Un buon punto di partenza può essere il bel negozio La Fruitière, a un tiro di schioppo dal celebre Manneken Pis, dove perdersi nei meandri di un fornitissimo cheese shop con tasting area. Tra delizie fornite da Guffanti (se l’Italia è il vostro orizzonte), ma soprattutto con una selezione che spazia dalla Francia alla Svizzera, ricordandosi di mettere ben in evidenza i formaggi locali, che in molte occasioni sono nati all’interno delle abbazie dove in passato si produceva anche la birra.
A guidare la degustazione all’interno del negozio ci sono i due titolari, Véronique Socié, francese originaria del Jura (nel 2016 è stata la prima cheesemaker del Belgio) e Léo Begin, tra invitanti Brie de Meaux guarniti con frutta secca, Camembert all’aglio nero, Raclette in edizioni limitate e sfiziosità che accompagnano la sosta, come nel caso di diversi vini naturali. La Fruitiere però è anche il luogo dove incrociare un nuovissimo e stimolante progetto del giovane Thibault Fournal chiamato Sweet, che mette in fila piccole boccette di salse naturali, perlopiù speziate.

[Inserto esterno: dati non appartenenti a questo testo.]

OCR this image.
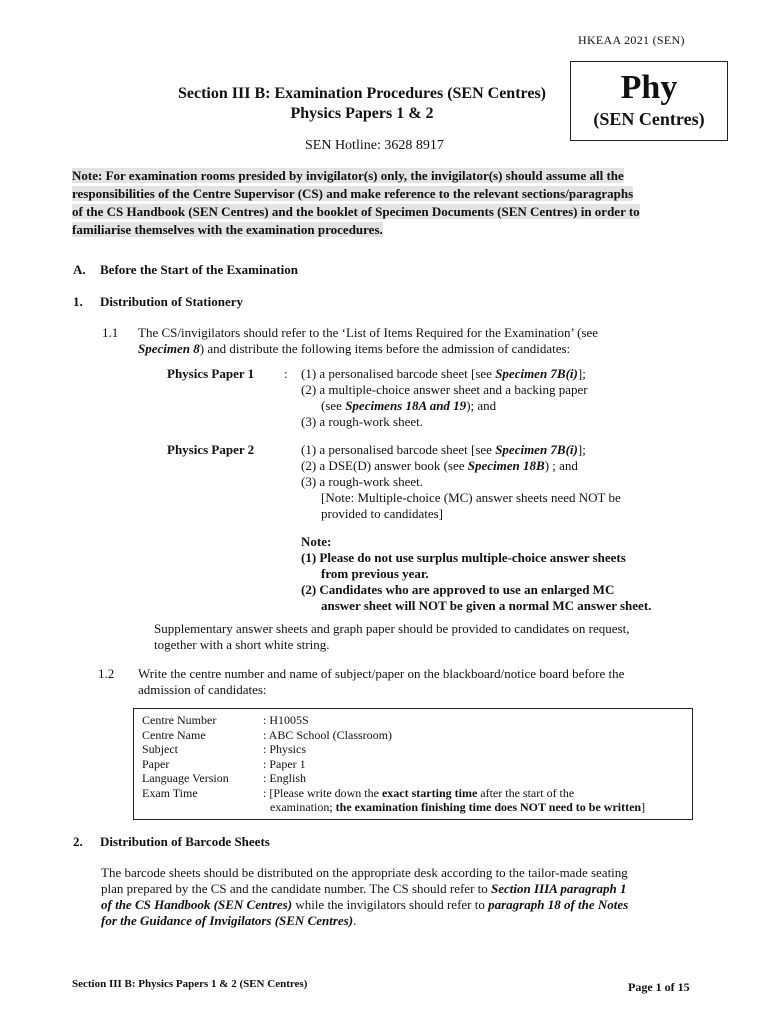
HKEAA 2021 (SEN)
Section III B: Examination Procedures (SEN Centres)
Physics Papers 1 & 2
Phy
(SEN Centres)
SEN Hotline: 3628 8917
Note: For examination rooms presided by invigilator(s) only, the invigilator(s) should assume all the
responsibilities of the Centre Supervisor (CS) and make reference to the relevant sections/paragraphs
of the CS Handbook (SEN Centres) and the booklet of Specimen Documents (SEN Centres) in order to
familiarise themselves with the examination procedures.
A. Before the Start of the Examination
1. Distribution of Stationery
1.1 The CS/invigilators should refer to the ‘List of Items Required for the Examination’ (see
Specimen 8) and distribute the following items before the admission of candidates:
Physics Paper 1 : (1) a personalised barcode sheet [see Specimen 7B(i)];
(2) a multiple-choice answer sheet and a backing paper
(see Specimens 18A and 19); and
(3) a rough-work sheet.
Physics Paper 2	(1) a personalised barcode sheet [see Specimen 7B(i)];
(2) a DSE(D) answer book (see Specimen 18B) ; and
(3) a rough-work sheet.
[Note: Multiple-choice (MC) answer sheets need NOT be
provided to candidates]
Note:
(1) Please do not use surplus multiple-choice answer sheets
from previous year.
(2) Candidates who are approved to use an enlarged MC
answer sheet will NOT be given a normal MC answer sheet.
Supplementary answer sheets and graph paper should be provided to candidates on request,
together with a short white string.
1.2 Write the centre number and name of subject/paper on the blackboard/notice board before the
admission of candidates:
Centre Number	: H1005S
Centre Name	: ABC School (Classroom)
Subject	: Physics
Paper	: Paper 1
Language Version	: English
Exam Time	: [Please write down the exact starting time after the start of the
examination; the examination finishing time does NOT need to be written]
2. Distribution of Barcode Sheets
The barcode sheets should be distributed on the appropriate desk according to the tailor-made seating
plan prepared by the CS and the candidate number. The CS should refer to Section IIIA paragraph 1
of the CS Handbook (SEN Centres) while the invigilators should refer to paragraph 18 of the Notes
for the Guidance of Invigilators (SEN Centres).
Section III B: Physics Papers 1 & 2 (SEN Centres)	Page 1 of 15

Delizie per palati abituati a soffrire, in alcuni casi, se si pensa al Pears for Fears con pere organiche, cipolla, aglio, peperoncino Habanero e spezie, oppure al Fumata che contiene peperoncino Carolina Reaper (ufficialmente il più potente al mondo…), pepe di Cayenna affumicato, cipolle rosse, aglio e zucchero di canna. Ma ci sono gusti più delicati, all’occorrenza, e in ogni caso l’intera gamma permette di muoversi sulle ali di una versatilità che porta a combinazioni piacevoli con formaggi così come con verdure, pesce crudo, pollame e, perché no, burgers.
La prossima tappa invece ci conduce nella periferia nord-ovest della città, nel quartiere di Ganshoren dove Geert Vermeire ha il suo piccolo negozio, che è diventato nel giro di qualche lustro (ha inaugurato nel 1997) il punto di riferimento per gli amanti della carne di cavallo e di pony. Al punto che in molte occasioni si forma una fila di clienti esterna al negozio, in attesa di fare acquisti.
Geert dal 2015 ha iniziato a lavorare direttamente con i farmers e i produttori arrivando a vendere quasi 900 chili di carne alla settimana. Perfino cuochi di fama come Christophe Hardiquest (tra i suoi piatti c’è anche un katsuobushi di filet d’Anvers) si servono da Vermeire, che tra i clienti più affezionati annovera anche il grande maitre chocolatier Pierre Marcolini. Qui si viene per assaggiare e comprare, tra le altre cose, una squisita bolognese fatta con carne di cavallo e ottimi paté.
Ritornando invece verso la zona turistica centrale di Bruxelles, nella celebre Galleria Saint-Hubert (ma ci sono anche altri due punti vendita), il negozio Gaufres&Waffles rende ben chiaro già dal suo nome il campo d’azione. Queste delizie dolci però sono state riviste dal bistellato Yves Mattagne, che insieme al figlio Sebastien e ad altri due soci, le ha reinventate per forma e contenuto.
Innanzitutto, nella versione a cono, da passeggio, dove i Waffles sono ridotti a piccoli quadrati conditi diversamente (crema al tartufo, formaggio, cioccolato), oppure nella versione tradizionale rettangolare con mela caramellata, tartare di carne o veggie. Un’idea vincente in grado di svecchiare uno dei fondamentali della gastronomia belga conosciuti in giro per il mondo. Infine, toccando il mondo alquanto vasto delle birre belghe, quando si è a Bruxelles non si può perdere una visita alla Brasserie Cantillon, in quello che è considerato il Sancta Sanctorum delle cosiddette “acide”, ovvero le gueuze e le lambic.
Ad accogliere gli appassionati spesso è il mitico Jean Van Roy, che rappresenta la quinta generazione di una famiglia che ha iniziato a produrre birra nel 1900 facendo a tutti gli effetti la storia dello stile a fermentazione spontanea. Tra botti e tanks di un museo affascinante dove alla fine del tour ci si trova seduti al banco di una brasserie a degustare prodotti a tiratura limitata, blend di lambic con fiori di sambuco, ciliegie, rabarbaro, o esperimenti in collaborazione con vignerons francesi ed italiani.